Interestingly, Primus is pursuing discussions with free-to-air TV networks
about carrying traditional broadcast content on its service, although the
specifics are well under wraps.
"They are cautiously looking at it and are interested," says Campbell
Sallabank, general manager for strategy, products and development at Primus.
"It opens up a whole raft of possibilities which you can do with your
broadcast signal.
"You can have interactivity on your TV. You could watch something like Who
Wants To Be A Millionaire while playing the game online at the same time. It
has potential for a creative thinking TV network and, if they're smart about
it, it should open up more revenues without cannibalisation."
Convincing existing content producers to embrace new distribution channels
has been one of the biggest challenges for Hutchison 3, although it is now
making headway.
Its customers in the past 12 months have downloaded more than a million
music tracks, music videos and ring tones at between $3 and $5 a pop.
"Trying to convince these players we weren't competitors has been a
challenge," says 3 Mobile's head of content, Amanda Hutton. "We're not
talking about taking broadcast TV and chucking it on your handset or taking
the internet and putting it on your handset. It's used in a different
context."
The former head of programming at US TV network ABC, Lloyd Braun, who now
works for Yahoo, said as much in February at the iMedia Brand Summit:
"There's going to be a big place for video streaming but I don't believe
ultimately that the future of internet content is by doing on the PC or on
mobile devices what you can already get on your living room TV."
But try telling that to the rapidly growing number of people using internet
peer-to-peer (P2P) networks to download TV shows and Hollywood films.
Although most of the activity is probably illegal, in strikingly similar
fashion to music file sharing, video files are booming on the internet. More
than 20 million people have so far downloaded one of the fastest movie and
TV show file-sharing applications, called BitTorrent, which accounts for
more than a third of all data sent across the internet, according to British
internet traffic analysts CacheLogic.
"There's no doubt the movie and TV industries are in big trouble with this,"
says one major music label executive who did not want to be named. "They've
got a huge problem. Kids can now get the movies before they are even
released. They need to make sure their content is available as soon as it
comes out. What the music industry did was sit back and say, 'no, you can't
have our content'. All we did was create a void in the market which was
filled by P2P."
And in case you figure Australia is a bit part player for the global
BitTorrent tribe, a recent report from research firm Envisional says
Australians rank second in the world as the worst offenders for online TV
piracy, accounting for about 15 per cent of total activity.
It's these sorts of changes to content distribution that has TV networks and
content producers in deep contemplation.
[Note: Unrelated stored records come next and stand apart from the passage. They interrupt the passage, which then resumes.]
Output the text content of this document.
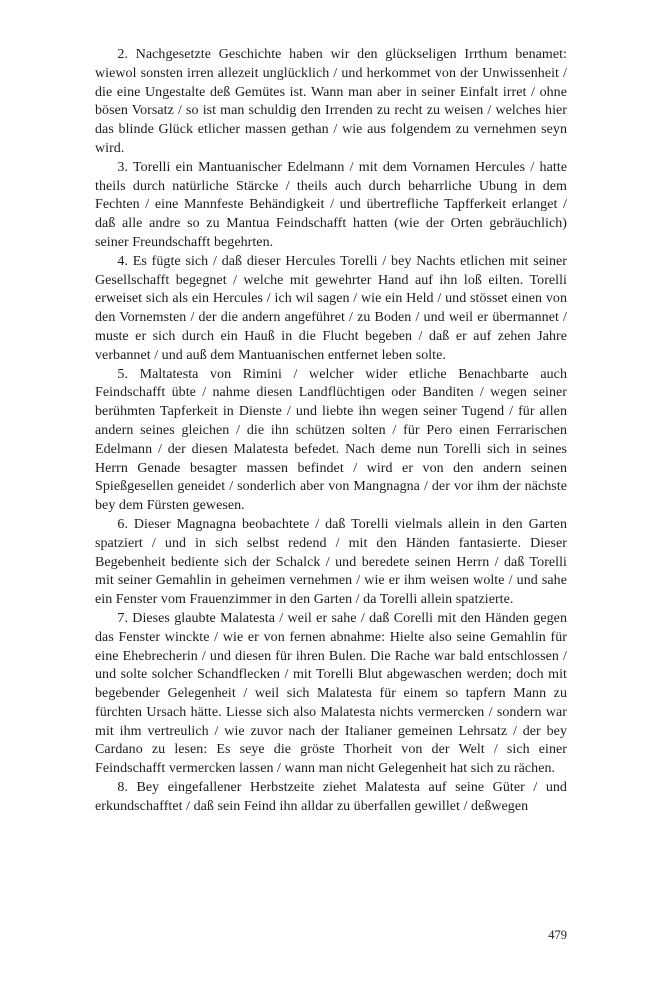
2. Nachgesetzte Geschichte haben wir den glückseligen Irrthum benamet: wiewol sonsten irren allezeit unglücklich / und herkommet von der Unwissenheit / die eine Ungestalte deß Gemütes ist. Wann man aber in seiner Einfalt irret / ohne bösen Vorsatz / so ist man schuldig den Irrenden zu recht zu weisen / welches hier das blinde Glück etlicher massen gethan / wie aus folgendem zu vernehmen seyn wird.

3. Torelli ein Mantuanischer Edelmann / mit dem Vornamen Hercules / hatte theils durch natürliche Stärcke / theils auch durch beharrliche Ubung in dem Fechten / eine Mannfeste Behändigkeit / und übertrefliche Tapfferkeit erlanget / daß alle andre so zu Mantua Feindschafft hatten (wie der Orten gebräuchlich) seiner Freundschafft begehrten.

4. Es fügte sich / daß dieser Hercules Torelli / bey Nachts etlichen mit seiner Gesellschafft begegnet / welche mit gewehrter Hand auf ihn loß eilten. Torelli erweiset sich als ein Hercules / ich wil sagen / wie ein Held / und stösset einen von den Vornemsten / der die andern angeführet / zu Boden / und weil er übermannet / muste er sich durch ein Hauß in die Flucht begeben / daß er auf zehen Jahre verbannet / und auß dem Mantuanischen entfernet leben solte.

5. Maltatesta von Rimini / welcher wider etliche Benachbarte auch Feindschafft übte / nahme diesen Landflüchtigen oder Banditen / wegen seiner berühmten Tapferkeit in Dienste / und liebte ihn wegen seiner Tugend / für allen andern seines gleichen / die ihn schützen solten / für Pero einen Ferrarischen Edelmann / der diesen Malatesta befedet. Nach deme nun Torelli sich in seines Herrn Genade besagter massen befindet / wird er von den andern seinen Spießgesellen geneidet / sonderlich aber von Mangnagna / der vor ihm der nächste bey dem Fürsten gewesen.

6. Dieser Magnagna beobachtete / daß Torelli vielmals allein in den Garten spatziert / und in sich selbst redend / mit den Händen fantasierte. Dieser Begebenheit bediente sich der Schalck / und beredete seinen Herrn / daß Torelli mit seiner Gemahlin in geheimen vernehmen / wie er ihm weisen wolte / und sahe ein Fenster vom Frauenzimmer in den Garten / da Torelli allein spatzierte.

7. Dieses glaubte Malatesta / weil er sahe / daß Corelli mit den Händen gegen das Fenster winckte / wie er von fernen abnahme: Hielte also seine Gemahlin für eine Ehebrecherin / und diesen für ihren Bulen. Die Rache war bald entschlossen / und solte solcher Schandflecken / mit Torelli Blut abgewaschen werden; doch mit begebender Gelegenheit / weil sich Malatesta für einem so tapfern Mann zu fürchten Ursach hätte. Liesse sich also Malatesta nichts vermercken / sondern war mit ihm vertreulich / wie zuvor nach der Italianer gemeinen Lehrsatz / der bey Cardano zu lesen: Es seye die gröste Thorheit von der Welt / sich einer Feindschafft vermercken lassen / wann man nicht Gelegenheit hat sich zu rächen.

8. Bey eingefallener Herbstzeite ziehet Malatesta auf seine Güter / und erkundschafftet / daß sein Feind ihn alldar zu überfallen gewillet / deßwegen

479
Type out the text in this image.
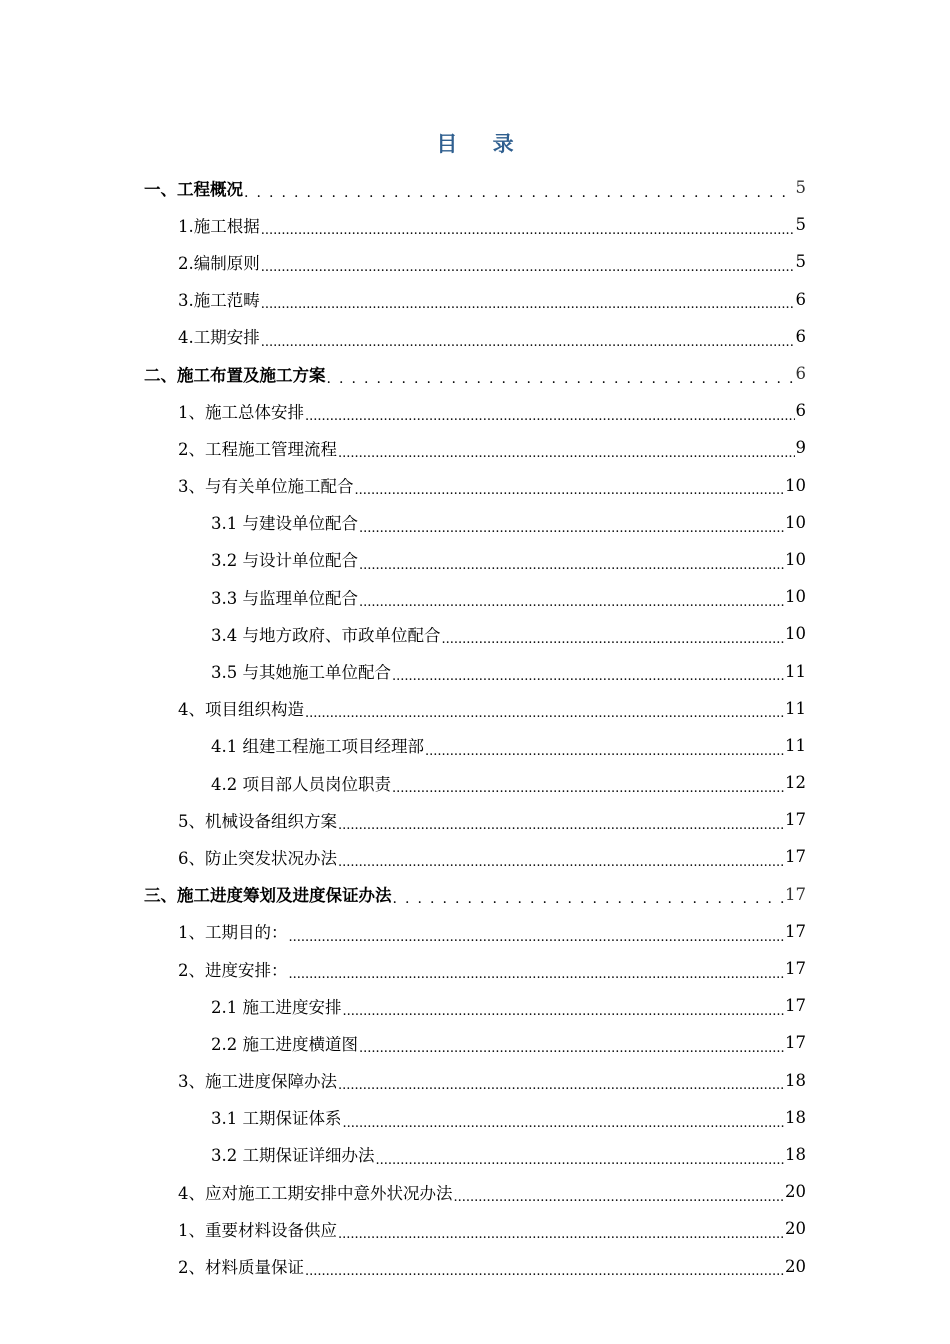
目 录
一、工程概况 . . .	5
1.施工根据 .....	5
2.编制原则 .....	5
3.施工范畴 .....	6
4.工期安排 .....	6
二、施工布置及施工方案 . . .	6
1、施工总体安排 .....	6
2、工程施工管理流程 .....	9
3、与有关单位施工配合 .....	10
3.1 与建设单位配合 .....	10
3.2 与设计单位配合 .....	10
3.3 与监理单位配合 .....	10
3.4 与地方政府、市政单位配合 .....	10
3.5 与其她施工单位配合 .....	11
4、项目组织构造 .....	11
4.1 组建工程施工项目经理部 .....	11
4.2 项目部人员岗位职责 .....	12
5、机械设备组织方案 .....	17
6、防止突发状况办法 .....	17
三、施工进度筹划及进度保证办法 . . .	17
1、工期目的： .....	17
2、进度安排： .....	17
2.1 施工进度安排 .....	17
2.2 施工进度横道图 .....	17
3、施工进度保障办法 .....	18
3.1 工期保证体系 .....	18
3.2 工期保证详细办法 .....	18
4、应对施工工期安排中意外状况办法 .....	20
1、重要材料设备供应 .....	20
2、材料质量保证 .....	20
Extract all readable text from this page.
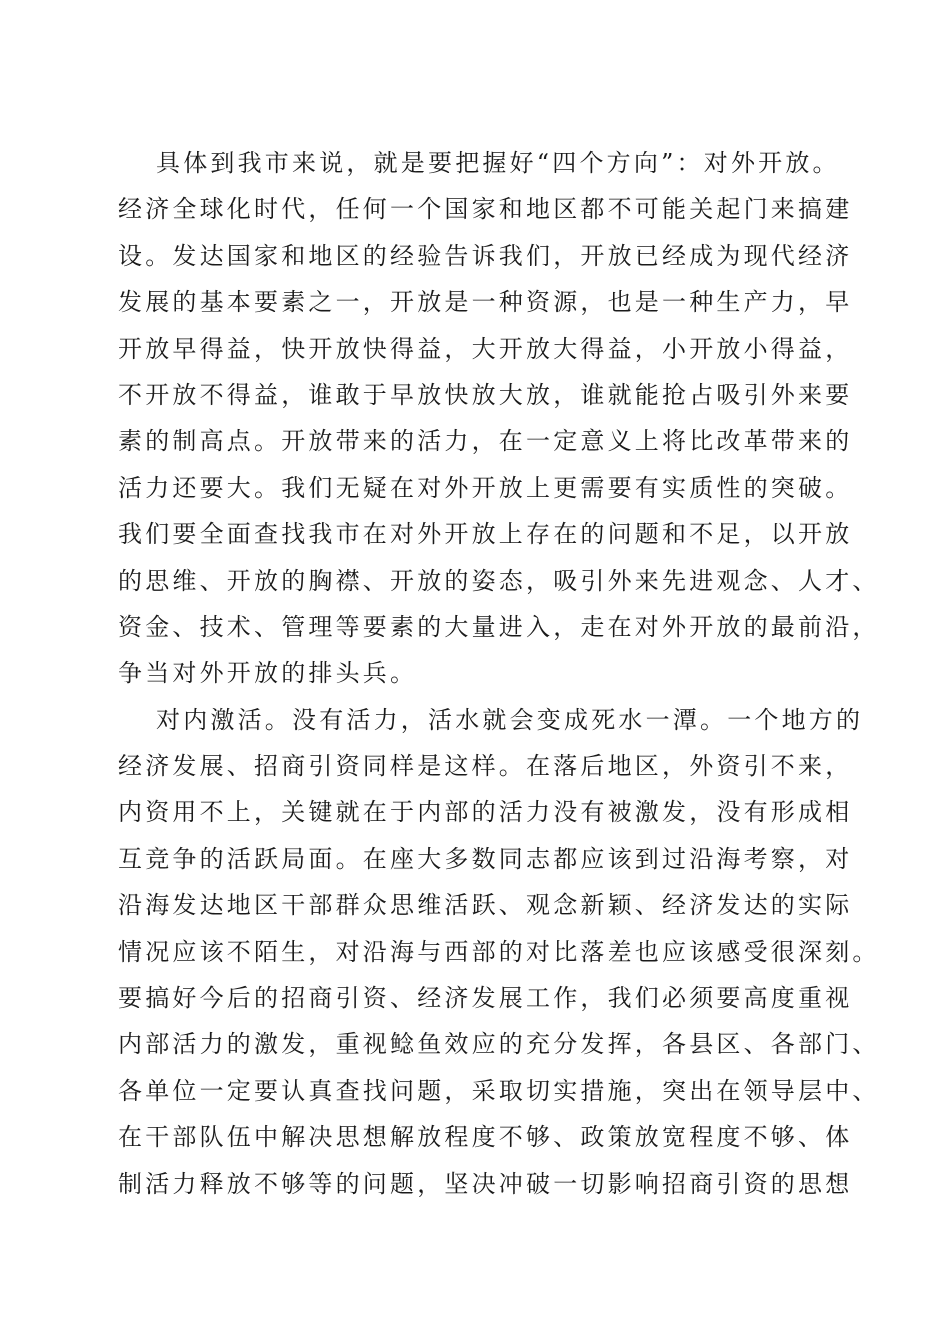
具体到我市来说，就是要把握好“四个方向”：对外开放。
经济全球化时代，任何一个国家和地区都不可能关起门来搞建
设。发达国家和地区的经验告诉我们，开放已经成为现代经济
发展的基本要素之一，开放是一种资源，也是一种生产力，早
开放早得益，快开放快得益，大开放大得益，小开放小得益，
不开放不得益，谁敢于早放快放大放，谁就能抢占吸引外来要
素的制高点。开放带来的活力，在一定意义上将比改革带来的
活力还要大。我们无疑在对外开放上更需要有实质性的突破。
我们要全面查找我市在对外开放上存在的问题和不足，以开放
的思维、开放的胸襟、开放的姿态，吸引外来先进观念、人才、
资金、技术、管理等要素的大量进入，走在对外开放的最前沿，
争当对外开放的排头兵。
对内激活。没有活力，活水就会变成死水一潭。一个地方的
经济发展、招商引资同样是这样。在落后地区，外资引不来，
内资用不上，关键就在于内部的活力没有被激发，没有形成相
互竞争的活跃局面。在座大多数同志都应该到过沿海考察，对
沿海发达地区干部群众思维活跃、观念新颖、经济发达的实际
情况应该不陌生，对沿海与西部的对比落差也应该感受很深刻。
要搞好今后的招商引资、经济发展工作，我们必须要高度重视
内部活力的激发，重视鲶鱼效应的充分发挥，各县区、各部门、
各单位一定要认真查找问题，采取切实措施，突出在领导层中、
在干部队伍中解决思想解放程度不够、政策放宽程度不够、体
制活力释放不够等的问题，坚决冲破一切影响招商引资的思想
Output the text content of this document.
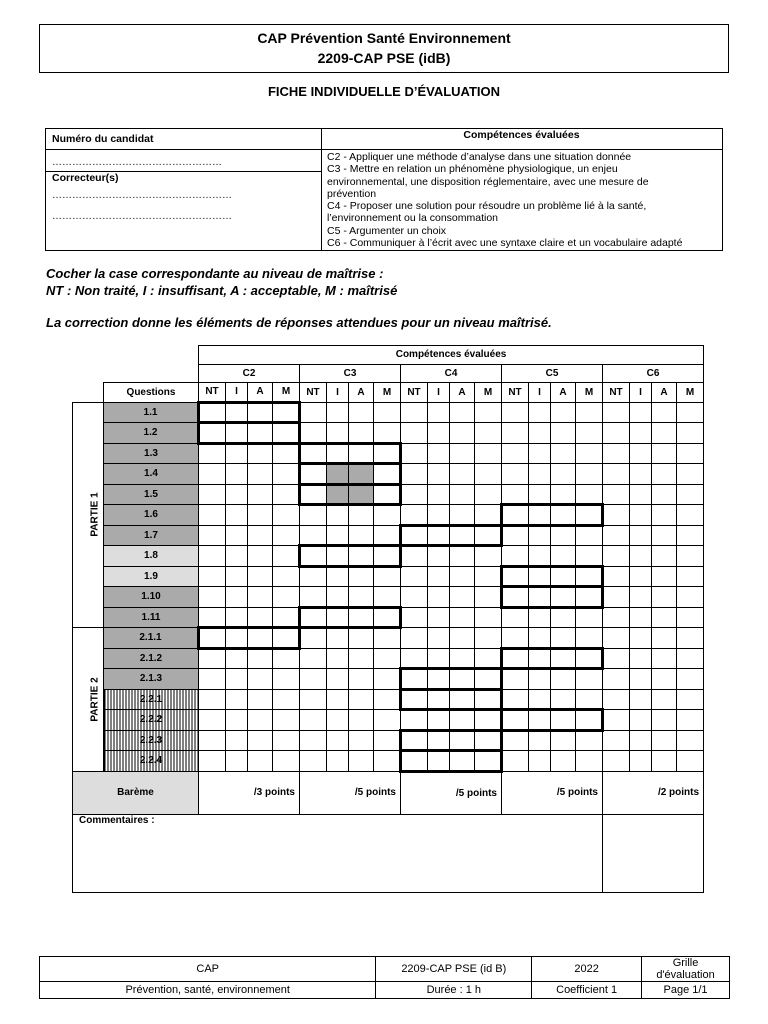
CAP Prévention Santé Environnement
2209-CAP PSE (idB)
FICHE INDIVIDUELLE D’ÉVALUATION
Numéro du candidat
……………………………………………
Correcteur(s)
………………………………………………
………………………………………………
Compétences évaluées
C2 - Appliquer une méthode d’analyse dans une situation donnée
C3 - Mettre en relation un phénomène physiologique, un enjeu
environnemental, une disposition réglementaire, avec une mesure de
prévention
C4 - Proposer une solution pour résoudre un problème lié à la santé,
l’environnement ou la consommation
C5 - Argumenter un choix
C6 - Communiquer à l’écrit avec une syntaxe claire et un vocabulaire adapté
Cocher la case correspondante au niveau de maîtrise :
NT : Non traité, I : insuffisant, A : acceptable, M : maîtrisé
La correction donne les éléments de réponses attendues pour un niveau maîtrisé.
		Compétences évaluées																			
		C2				C3				C4				C5				C6			
	Questions	NT	I	A	M	NT	I	A	M	NT	I	A	M	NT	I	A	M	NT	I	A	M
PARTIE 1	1.1																				
	1.2																				
	1.3																				
	1.4																				
	1.5																				
	1.6																				
	1.7																				
	1.8																				
	1.9																				
	1.10																				
	1.11																				
PARTIE 2	2.1.1																				
	2.1.2																				
	2.1.3																				
	2.2.1																				
	2.2.2																				
	2.2.3																				
	2.2.4																				
Barème		/3 points				/5 points				/5 points				/5 points				/2 points			
Commentaires :																					
CAP	2209-CAP PSE (id B)	2022	Grille d'évaluation
Prévention, santé, environnement	Durée : 1 h	Coefficient 1	Page 1/1
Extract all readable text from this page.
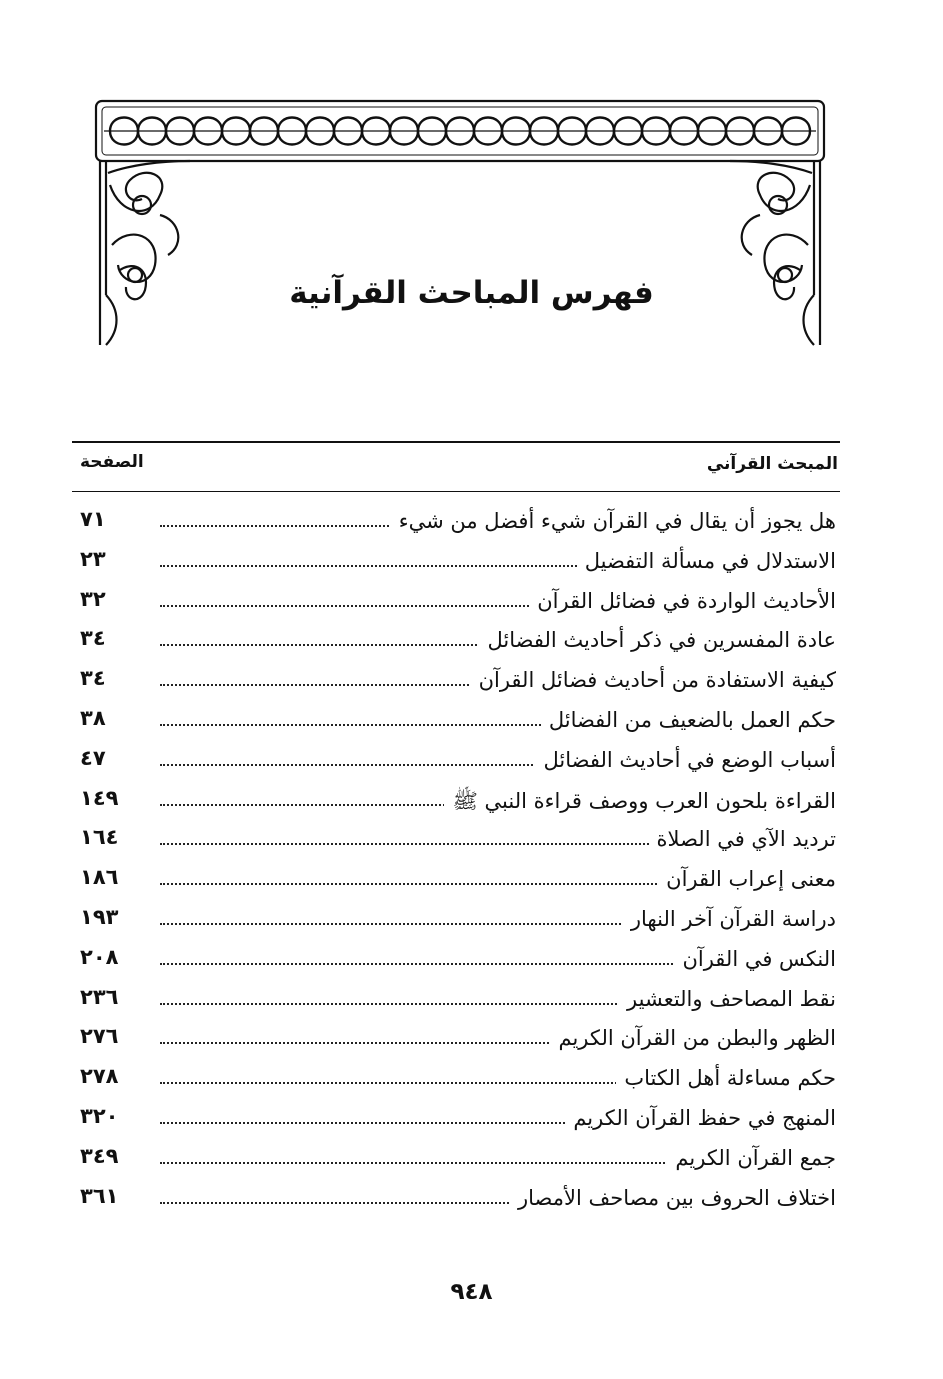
فهرس المباحث القرآنية
المبحث القرآني
الصفحة
هل يجوز أن يقال في القرآن شيء أفضل من شيء
٧١
الاستدلال في مسألة التفضيل
٢٣
الأحاديث الواردة في فضائل القرآن
٣٢
عادة المفسرين في ذكر أحاديث الفضائل
٣٤
كيفية الاستفادة من أحاديث فضائل القرآن
٣٤
حكم العمل بالضعيف من الفضائل
٣٨
أسباب الوضع في أحاديث الفضائل
٤٧
القراءة بلحون العرب ووصف قراءة النبي ﷺ
١٤٩
ترديد الآي في الصلاة
١٦٤
معنى إعراب القرآن
١٨٦
دراسة القرآن آخر النهار
١٩٣
النكس في القرآن
٢٠٨
نقط المصاحف والتعشير
٢٣٦
الظهر والبطن من القرآن الكريم
٢٧٦
حكم مساءلة أهل الكتاب
٢٧٨
المنهج في حفظ القرآن الكريم
٣٢٠
جمع القرآن الكريم
٣٤٩
اختلاف الحروف بين مصاحف الأمصار
٣٦١
٩٤٨
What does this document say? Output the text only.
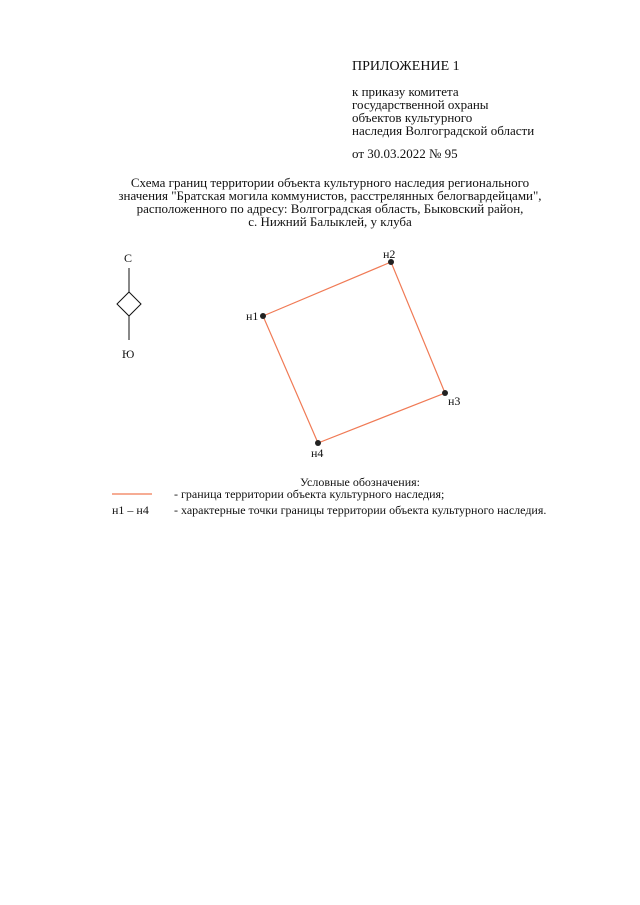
ПРИЛОЖЕНИЕ 1
к приказу комитета
государственной охраны
объектов культурного
наследия Волгоградской области
от 30.03.2022 № 95
Схема границ территории объекта культурного наследия регионального
значения "Братская могила коммунистов, расстрелянных белогвардейцами",
расположенного по адресу: Волгоградская область, Быковский район,
с. Нижний Балыклей, у клуба
С
Ю
н1
н2
н3
н4
Условные обозначения:
- граница территории объекта культурного наследия;
н1 – н4 - характерные точки границы территории объекта культурного наследия.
The head of research and planning
for CBS in the US, David Poltrack, told Wired magazine in January that TV
broadcasters had 10 years to work out a new model for delivering traditional
broadcast content "on demand" rather than when the networks decide.
"The scary future with that," says OgilvyOne's Asia-Pacific boss, Kent
Wertime, "is that virtually everything could be bought and sold as content
only. The whole model as we know it, is you get to watch broadcast TV for
free because of the pods of commercials. When you buy a TV program, you
might pay 50 per cent less to watch five commercials. Some people will do
that, some won't, but clearly we are moving to no schedule programming,
meaning on demand. When you have on demand, content is absolutely king."